UIC joined ministers, members and partners at the annual World Bank and World Resources Institute conference, Transforming Transportation in Washington DC.
The theme this year “Mobilising Finance for Climate Action” aligned well with UIC’s strategic global advocacy work. UIC and its members ensured that rail was on the agenda at this global, high-level event and shared their latest findings on climate finance for railways.
UIC Director General, François Davenne took part in the “Climate Finance in Transport Roundtable: Pooling and Scaling Funding and Financing” organised by the World Bank and World Resources Institute. This discussion explored innovative financing models, examined legal frameworks and how to improve the eligibility of projects for funding. Davenne shared crucial insights from UIC’s groundbreaking study carried out in collaboration with the World Bank, Alstom, the University of Birmingham, and Roland Berger entitled “Bridging the Rail Finance Gap: Challenges and Opportunities for Low and Lower-Middle-Income Countries.”
Railway leaders from Columbia, India, Turkey and Spain highlighted their goals and successes to transform their transport systems through rail investment.
María Constanza García Alicastro, Deputy Minister of Infrastructure at the Ministry of Transport in Colombia, announced that railways were going to play an important role as an investment of 10 billion dollars would allow Columbia to advance and bring back railways to decarbonise logistics as well as help people in cities.
Srinivas Enamandram, Joint Secretary Logistics for Indian Railways, proudly shared how India was at the forefront of rail electrification, having one of the most electrified railways in the world. This reflects the vision of the Indian Prime Minister to deliver speed, skill and scale to upskill and develop the rail industry’s capacity, with a vision and determination to invest in infrastructure.
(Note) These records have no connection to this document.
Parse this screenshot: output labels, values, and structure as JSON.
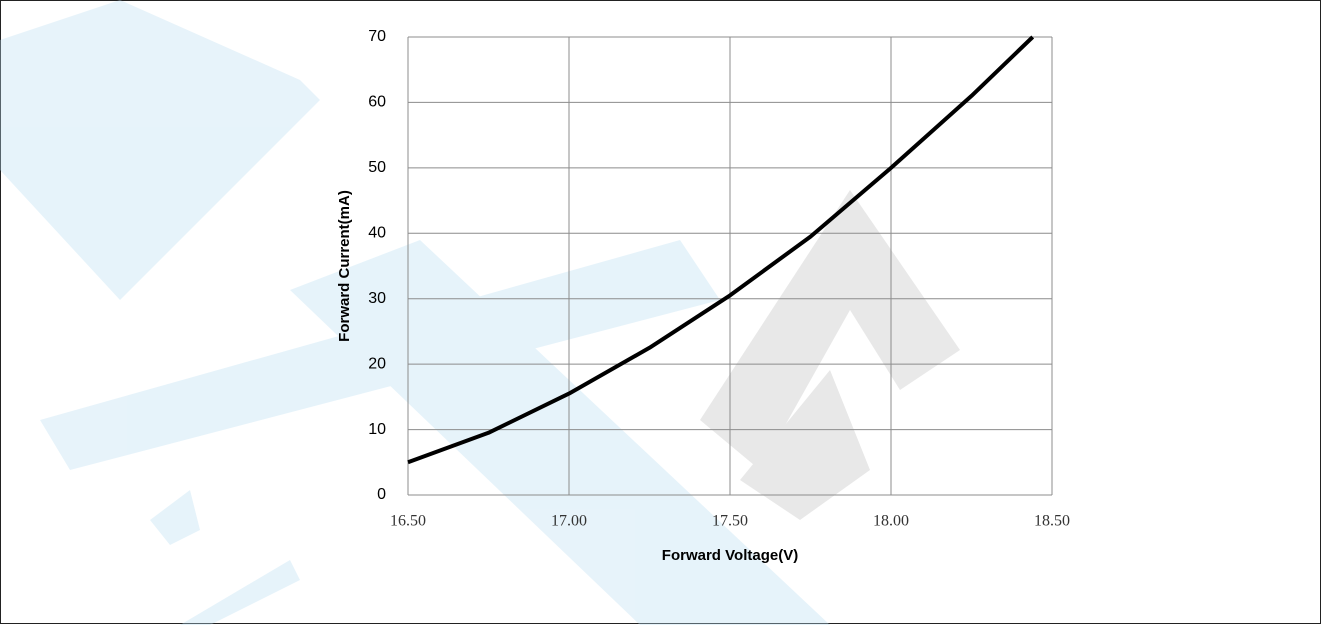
{
  "chart_data": {
    "type": "line",
    "x_label": "Forward Voltage(V)",
    "y_label": "Forward Current(mA)",
    "x": [
      16.5,
      16.75,
      17.0,
      17.25,
      17.5,
      17.75,
      18.0,
      18.25,
      18.44
    ],
    "series": [
      {
        "name": "Forward Current",
        "color": "#000000",
        "values": [
          5,
          9.5,
          15.5,
          22.5,
          30.5,
          39.5,
          50,
          61,
          70
        ]
      }
    ],
    "xlim": [
      16.5,
      18.5
    ],
    "xticks": [
      {
        "value": 16.5,
        "label": "16.50"
      },
      {
        "value": 17.0,
        "label": "17.00"
      },
      {
        "value": 17.5,
        "label": "17.50"
      },
      {
        "value": 18.0,
        "label": "18.00"
      },
      {
        "value": 18.5,
        "label": "18.50"
      }
    ],
    "ylim": [
      0,
      70
    ],
    "yticks": [
      0,
      10,
      20,
      30,
      40,
      50,
      60,
      70
    ],
    "grid": true
  }
}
Enver İskurt, Turkish Deputy Minister of Transport and Infrastructure, highlighted that railways were their preferred mode of transport, providing good value for money as well as being environmentally friendly. He announced that 65% of Türkiye’s 2024 transport spending would go to railways, equivalent to around 30 million US dollars.
The impressive energy efficiency of modern trains in Spain was discussed in the special session on “Spain Going Green”. María Luisa Domínguez González, ADIF Strategic Plans and Projects Director and Advisor to the Board, shared the benefits of harnessing regenerative braking systems and the importance of linking this to active travel. She further presented how competition had been bringing prices down and supporting a clear modal shift to rail.
During the joint UIC and World Bank meeting, “Unlocking the Potential of Railways through Climate Finance”, the expert panel discussed how to unlock the estimated 300 billion US dollars of annual additional investment needed for the necessary improvement and expansion of rail networks.
Martha Lawrence, Senior Railway Specialist at the World Bank, presented the findings of the new World Bank report aimed at closing the finance gap and maximising the railway’s potential to combat climate change. The report, launched last week, explores some of the most promising solutions alongside the ability to increase financing for the sector, especially through mobilising private capital and tapping into climate-specific financing instruments such as climate funds, carbon finance and green bonds. The São Paulo Metro, India, and Cairo rail projects shared case studies and the resulting conclusions. Lucie Anderton, UIC Head of Sustainability and North America Coordinator, outlined the key recommendations from the UIC study.
“If low and lower-middle income countries grew the rail market share from the current 2% up to 8% (approx. the current global average) we could avoid a total of 1.8Gt of carbon emissions by 2050. Finance is the biggest hurdle in expanding, adapting, modernising and connecting the rail network in the poorest countries. Our study gives recommendations for increasing rail project investment in LICs and LMICs.
Governments can:
- Implement policies to encourage investment in rail by aligning with standardised technical specifications and incentivising a modal shift.
- Enable rail projects to benefit from carbon credits for reducing emissions, which could partially fund and de-risk infrastructure projects or rolling stock purchases.
- Use rail investment to rebuild and adapt infrastructure under Article 6 of the Paris Agreement as well as loss and damage funds.
International financial institutions (IFIs) can:
- Update cost benefit analysis methods for rail projects, prioritise low-carbon modes of transport, and target increasing finance allocated to rail.
- Work to de-risk rail projects and support LICs and LMICs with technical assistance.”
The global goals and aims for rail are constantly evolving and transport leaders are seeing new opportunities, however questions about finance still remain.
The Transforming Transportation conference therefore provided an opportunity for UIC via Philippe Lorand, UIC Director of Institutional Relations, to evaluate the progress made in the sector with the various IFIs and UIC partners who were in attendance. Bilateral meetings were held to discuss developments in each of the six UIC regions, each IFI’s action plan, and the possibility for further collaboration being reviewed between UIC and the institution in question.
UIC will continue to advocate for sustainable growth in rail and has started to explore relevant solutions while continuing to work with finance stakeholders to accelerate change.